Maurice had experienced a moral failure, and couldn’t quiet his conscience. Thérèse told him that God does not want our relationship with him be based on an obsessive fear of punishment. Neither, she said, does God want us to try and bargain for salvation by promising to do good works. With all who have begun to grasp the meaning of the grace-filled Gospel down through the Christian centuries, Thérèse knew that no amount of “good works” could purchase God’s love, and that in our better moments we would always wonder if we had done enough. In fact she even said to Maurice that the best of our good works are blemished, anyway, and they make us displeasing to God if we rely on them. 

Thérèse knew that Jesus came into this world to save us, to set us free. She reminded Maurice of St Augustine and St Mary Magdalene, both of whose sins “which were many” were forgiven. 

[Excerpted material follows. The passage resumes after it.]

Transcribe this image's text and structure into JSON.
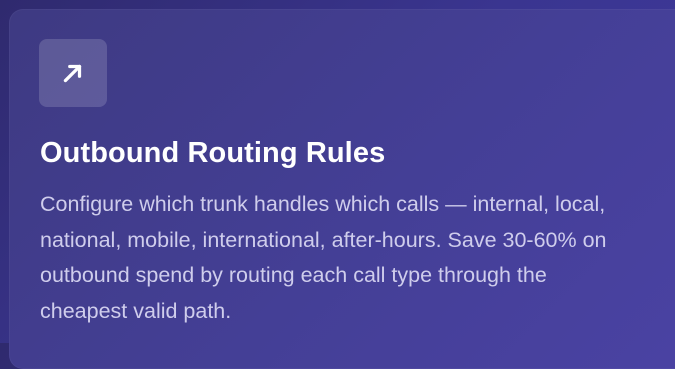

She wrote to him, “I love them. I love their repentance, and especially their loving boldness.” 

Thérèse knew that “perfect love casts out fear” (1 John 4:18). Indeed, she said, “How can I fear a God who is nothing but Mercy and Love?” “Confidence, nothing but confidence” in God’s love was what she stressed. This may sound like spiritual presumption to some. But it echoes the teaching of Hebrews 10:19-22: 

“Therefore, brethren, since we have confidence to enter the sanctuary by the blood of Jesus, by the new and living way which he opened for us through the curtain, that is, through his flesh, and since we have a great priest over the house of God, let us draw near with a true heart in full assurance of faith, with our hearts sprinkled clean from an evil conscience and our bodies washed with pure water.” 

Justification, Faith and Works
Thérèse practised what she taught. Just four months before she died, she wrote:"I am very happy that I am going to heaven. But when I think of this word of the Lord, 'I shall come soon and bring with me my recompense to give to each according to his works,' I tell myself that this will be very embarrassing for me, because I have no works . . . Very well! He will render to me according to His works for His own sake." 

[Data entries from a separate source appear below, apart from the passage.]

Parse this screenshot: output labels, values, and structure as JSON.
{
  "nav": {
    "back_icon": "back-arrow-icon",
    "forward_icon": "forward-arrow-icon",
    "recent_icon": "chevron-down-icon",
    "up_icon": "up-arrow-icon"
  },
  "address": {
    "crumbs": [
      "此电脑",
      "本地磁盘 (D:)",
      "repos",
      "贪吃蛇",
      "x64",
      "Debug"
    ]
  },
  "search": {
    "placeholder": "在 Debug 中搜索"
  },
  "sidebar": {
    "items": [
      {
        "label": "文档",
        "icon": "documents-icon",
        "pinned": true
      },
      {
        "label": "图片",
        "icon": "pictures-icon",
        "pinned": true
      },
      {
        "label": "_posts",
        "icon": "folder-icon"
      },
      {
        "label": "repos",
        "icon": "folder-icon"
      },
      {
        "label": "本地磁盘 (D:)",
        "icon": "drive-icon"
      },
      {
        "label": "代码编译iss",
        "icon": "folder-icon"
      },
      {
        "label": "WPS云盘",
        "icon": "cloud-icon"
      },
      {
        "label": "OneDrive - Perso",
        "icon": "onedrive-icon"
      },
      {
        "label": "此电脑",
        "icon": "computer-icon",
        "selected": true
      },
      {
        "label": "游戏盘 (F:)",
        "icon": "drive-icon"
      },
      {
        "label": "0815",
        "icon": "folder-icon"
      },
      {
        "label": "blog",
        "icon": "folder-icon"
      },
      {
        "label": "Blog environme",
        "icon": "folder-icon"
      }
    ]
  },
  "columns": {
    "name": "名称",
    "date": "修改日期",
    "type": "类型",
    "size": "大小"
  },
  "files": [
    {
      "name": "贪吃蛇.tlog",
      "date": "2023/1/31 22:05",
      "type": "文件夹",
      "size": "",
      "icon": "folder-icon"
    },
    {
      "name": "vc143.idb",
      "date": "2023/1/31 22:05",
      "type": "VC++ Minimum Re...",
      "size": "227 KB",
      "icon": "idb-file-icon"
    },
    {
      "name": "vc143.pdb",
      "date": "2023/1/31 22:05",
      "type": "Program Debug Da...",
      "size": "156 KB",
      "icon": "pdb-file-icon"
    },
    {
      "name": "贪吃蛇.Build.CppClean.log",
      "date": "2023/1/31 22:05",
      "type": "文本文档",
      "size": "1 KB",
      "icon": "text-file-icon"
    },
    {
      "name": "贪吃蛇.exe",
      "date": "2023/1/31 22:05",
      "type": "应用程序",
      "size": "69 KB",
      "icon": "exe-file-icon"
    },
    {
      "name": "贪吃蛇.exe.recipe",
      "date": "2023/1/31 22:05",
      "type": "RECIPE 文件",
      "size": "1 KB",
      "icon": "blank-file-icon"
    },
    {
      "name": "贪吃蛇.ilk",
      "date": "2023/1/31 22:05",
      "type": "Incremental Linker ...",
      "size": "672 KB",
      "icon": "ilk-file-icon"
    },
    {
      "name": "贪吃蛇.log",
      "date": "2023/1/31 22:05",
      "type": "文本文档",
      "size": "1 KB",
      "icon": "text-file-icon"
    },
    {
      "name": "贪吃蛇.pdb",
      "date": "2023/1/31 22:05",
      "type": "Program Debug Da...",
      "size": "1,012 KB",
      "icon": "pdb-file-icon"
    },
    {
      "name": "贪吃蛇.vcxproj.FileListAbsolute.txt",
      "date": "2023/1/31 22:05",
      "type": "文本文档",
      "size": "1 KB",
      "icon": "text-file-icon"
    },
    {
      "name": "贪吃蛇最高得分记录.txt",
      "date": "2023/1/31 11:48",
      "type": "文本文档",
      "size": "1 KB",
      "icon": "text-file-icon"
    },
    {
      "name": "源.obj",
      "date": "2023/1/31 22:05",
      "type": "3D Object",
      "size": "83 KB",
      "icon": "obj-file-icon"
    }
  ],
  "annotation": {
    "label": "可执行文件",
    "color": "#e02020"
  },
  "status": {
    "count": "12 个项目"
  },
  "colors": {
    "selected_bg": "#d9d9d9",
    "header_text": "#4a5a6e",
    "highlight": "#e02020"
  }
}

And in her Act of Oblation, she prays to Jesus: “After earth’s exile, I hope to go and enjoy you in the fatherland, but I do not want to lay up merits for heaven. I want to work for your love alone . . . In the evening of this life, I shall appear before you with empty hands, for I do not ask you, Lord, to count my works. All our justice is blemished in your eyes. I wish, then, to be clothed in your own justice and to receive from your love the eternal possession of yourself.” 

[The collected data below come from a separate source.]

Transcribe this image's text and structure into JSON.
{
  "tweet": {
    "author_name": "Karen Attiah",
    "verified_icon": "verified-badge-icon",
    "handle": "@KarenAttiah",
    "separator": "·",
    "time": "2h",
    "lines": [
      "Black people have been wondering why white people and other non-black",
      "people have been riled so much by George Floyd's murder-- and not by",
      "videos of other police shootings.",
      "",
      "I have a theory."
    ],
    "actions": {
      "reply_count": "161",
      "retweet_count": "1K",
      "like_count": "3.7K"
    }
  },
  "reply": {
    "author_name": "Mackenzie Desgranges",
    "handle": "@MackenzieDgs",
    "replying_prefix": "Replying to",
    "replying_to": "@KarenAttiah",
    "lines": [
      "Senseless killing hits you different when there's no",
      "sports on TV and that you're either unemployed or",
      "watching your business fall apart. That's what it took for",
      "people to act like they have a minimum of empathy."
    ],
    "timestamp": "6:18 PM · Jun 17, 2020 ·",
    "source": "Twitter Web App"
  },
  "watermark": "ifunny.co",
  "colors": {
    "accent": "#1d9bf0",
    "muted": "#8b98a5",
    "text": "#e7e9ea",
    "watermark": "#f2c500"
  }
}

At the level of Christian experience, Thérèse articulates the theological convergence on the doctrine of Justification that would appear in the the Agreed Statements of the Roman Catholic/ Lutheran dialogue, as well as the Roman Catholic/ Anglican dialogue. It is significant for the ecumenical journey ahead that she occupies such a central place among the Doctors of the Church and in the Catechism.